Israel will no longer allow Iran to continue its aggression with impunity, Prime Minister Naftali Bennett warned on a visit to the IDF Northern Command on Tuesday.
“Iran already knows the price that we exact when someone threatens our security,” he said. “The Iranians need to understand that it is impossible to sit peacefully in Tehran and from there ignite the entire Middle East. That is over.”
Bennett’s remarks came several days after Iran launched a suicide drone attack on the Mercer Street, an Israeli-managed ship, killing a Romanian and a British national. The US, UK and Romania said they are certain Iran was behind the attack and that they would work on a response.
The prime minister spoke of Israeli efforts to bring the international community to its side against Iran, including sharing the intelligence information showing Iran was the perpetrator, but said that “we also know how to act alone.”
The increase in the defense budget, as part of the recent state budget that the cabinet passed on Sunday, is a reflection of Israel’s seriousness about investing in countering the Iranian threat, the prime minister said.
Bennett also criticized the European Union for sending Enrique Mora, the EU coordinator for the Iran nuclear talks and deputy secretary-general of the EU’s foreign ministry, to attend the inauguration this week of Iran’s incoming-President Ebrahim Raisi.
“Raisi is the most extreme Iranian president of them all, and the competition is tough,” Bennett said. “I call on the EU: One cannot talk about human rights and simultaneously honor a murderer, a hangman, who has eliminated hundreds of opponents of the regime.”
The new Iranian president has been nicknamed “the Butcher of Tehran” because of the former judge’s role in the execution of thousands of Iranian dissidents, which earned him US sanctions for human rights violations and war crimes charges in Sweden.
Foreign Ministry spokesman Lior Hiat said “the decision of the European Union to send a senior representative to the swearing in ceremony of the ‘Butcher of Tehran’ is puzzling and shows poor judgment.”
Calling the attack on the Mercer Street an act of state-sponsored terror, Hiat said EU attendance at Raisi’s swearing in “gives legitimacy to the Iranian attack and the policy of aggression of the ayatollahs’ government.”
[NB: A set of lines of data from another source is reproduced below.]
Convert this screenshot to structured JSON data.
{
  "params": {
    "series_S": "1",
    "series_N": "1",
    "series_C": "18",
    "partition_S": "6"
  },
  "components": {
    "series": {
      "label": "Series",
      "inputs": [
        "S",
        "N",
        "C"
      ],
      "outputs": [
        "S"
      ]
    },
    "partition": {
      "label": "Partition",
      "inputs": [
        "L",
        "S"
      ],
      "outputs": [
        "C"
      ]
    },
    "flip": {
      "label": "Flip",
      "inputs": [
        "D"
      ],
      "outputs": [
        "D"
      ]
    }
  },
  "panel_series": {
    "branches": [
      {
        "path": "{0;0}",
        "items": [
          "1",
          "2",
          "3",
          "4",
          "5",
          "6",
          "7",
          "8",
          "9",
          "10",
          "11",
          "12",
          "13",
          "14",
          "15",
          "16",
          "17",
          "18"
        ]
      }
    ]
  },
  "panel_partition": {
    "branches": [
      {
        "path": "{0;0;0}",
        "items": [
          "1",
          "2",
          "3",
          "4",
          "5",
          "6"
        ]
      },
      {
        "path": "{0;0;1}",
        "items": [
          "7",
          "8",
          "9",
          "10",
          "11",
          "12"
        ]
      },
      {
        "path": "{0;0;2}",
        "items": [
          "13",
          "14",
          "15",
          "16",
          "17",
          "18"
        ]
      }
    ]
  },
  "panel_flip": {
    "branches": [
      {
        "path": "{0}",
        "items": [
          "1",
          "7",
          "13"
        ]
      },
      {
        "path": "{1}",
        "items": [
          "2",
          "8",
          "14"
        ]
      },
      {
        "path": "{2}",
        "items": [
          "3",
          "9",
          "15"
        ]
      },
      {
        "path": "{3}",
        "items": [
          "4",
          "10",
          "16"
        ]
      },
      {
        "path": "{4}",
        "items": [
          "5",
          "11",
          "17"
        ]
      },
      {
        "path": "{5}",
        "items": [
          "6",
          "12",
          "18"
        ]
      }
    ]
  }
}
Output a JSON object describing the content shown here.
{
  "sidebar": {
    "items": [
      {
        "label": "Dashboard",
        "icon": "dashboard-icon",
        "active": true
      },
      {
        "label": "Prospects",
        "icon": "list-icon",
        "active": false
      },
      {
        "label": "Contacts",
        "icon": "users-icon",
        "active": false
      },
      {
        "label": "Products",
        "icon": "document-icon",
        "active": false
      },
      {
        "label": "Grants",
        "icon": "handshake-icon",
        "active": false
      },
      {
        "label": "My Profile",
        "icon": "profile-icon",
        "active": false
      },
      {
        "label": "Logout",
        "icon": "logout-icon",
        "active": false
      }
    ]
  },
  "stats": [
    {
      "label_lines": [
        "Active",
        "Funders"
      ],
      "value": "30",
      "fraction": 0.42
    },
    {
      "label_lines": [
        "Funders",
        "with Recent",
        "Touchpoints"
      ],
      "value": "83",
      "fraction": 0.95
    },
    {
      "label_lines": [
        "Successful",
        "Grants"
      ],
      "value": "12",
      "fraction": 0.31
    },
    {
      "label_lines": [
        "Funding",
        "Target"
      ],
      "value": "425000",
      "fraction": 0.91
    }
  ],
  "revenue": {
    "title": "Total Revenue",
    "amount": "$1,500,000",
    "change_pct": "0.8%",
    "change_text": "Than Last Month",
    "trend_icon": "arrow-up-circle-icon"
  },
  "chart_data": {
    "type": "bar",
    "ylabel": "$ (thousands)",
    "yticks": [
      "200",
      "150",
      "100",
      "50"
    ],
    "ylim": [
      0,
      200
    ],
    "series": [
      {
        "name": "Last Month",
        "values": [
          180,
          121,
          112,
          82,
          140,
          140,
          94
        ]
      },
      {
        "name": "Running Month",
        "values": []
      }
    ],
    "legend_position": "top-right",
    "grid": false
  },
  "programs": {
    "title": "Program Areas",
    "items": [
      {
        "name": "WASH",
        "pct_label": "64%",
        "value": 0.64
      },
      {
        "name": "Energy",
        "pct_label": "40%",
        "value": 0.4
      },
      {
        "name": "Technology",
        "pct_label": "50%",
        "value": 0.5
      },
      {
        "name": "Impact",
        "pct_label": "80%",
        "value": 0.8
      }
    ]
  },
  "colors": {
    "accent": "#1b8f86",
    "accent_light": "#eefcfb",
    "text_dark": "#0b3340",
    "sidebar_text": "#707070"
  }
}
Former EU high representative for foreign affairs Federica Mogherini attended the inauguration of Iran’s departing president Hassan Rouhani.
However, the current ceremony is taking place after a nearly two-month break from indirect negotiations between Iran and the US to return to the 2015 Iran nuclear deal.
Mora’s visit to Iran is meant in part to break the impasse and revive the talks, The Wall Street Journal reported.
The EU also condemned the attack on the Mercer Street on Monday night, but did not mention Iran in its statement, saying only that it “takes note” of the US, UK and Israeli assessment and that the attack is “unacceptable.”
Also on Monday, White House Press Secretary Jen Psaki said the attack on the vessel would not deter the US from trying to return to the deal.
Asked about the possibility of Israel retaliating for the strike on the ship during the White House daily press briefing, Psaki said that “as a sovereign country, Israel is going to make their own decisions.
“But I will say that as it relates to our own engagement in nuclear talks – which we, of course, do have authorities over or do have decisions to make there – our view is that every single challenge and threat we face from Iran would be made more pronounced and dangerous by an unconstrained nuclear program.”
“So, put another way, constraining Iran’s nuclear program by returning to the JCPOA will put us in a better position to address these other problems,” Psaki continued. “It doesn’t mean that it will take care of the other issues that have been ongoing concerns we’ve had with Iran. They are a bad actor on the global stage. They have threatened our own military, as we all know. But we continue to believe that pursuing a diplomatic path forward, that pursuing an opportunity to make sure we have greater visibility into what their nuclear capabilities are is in our national interest.”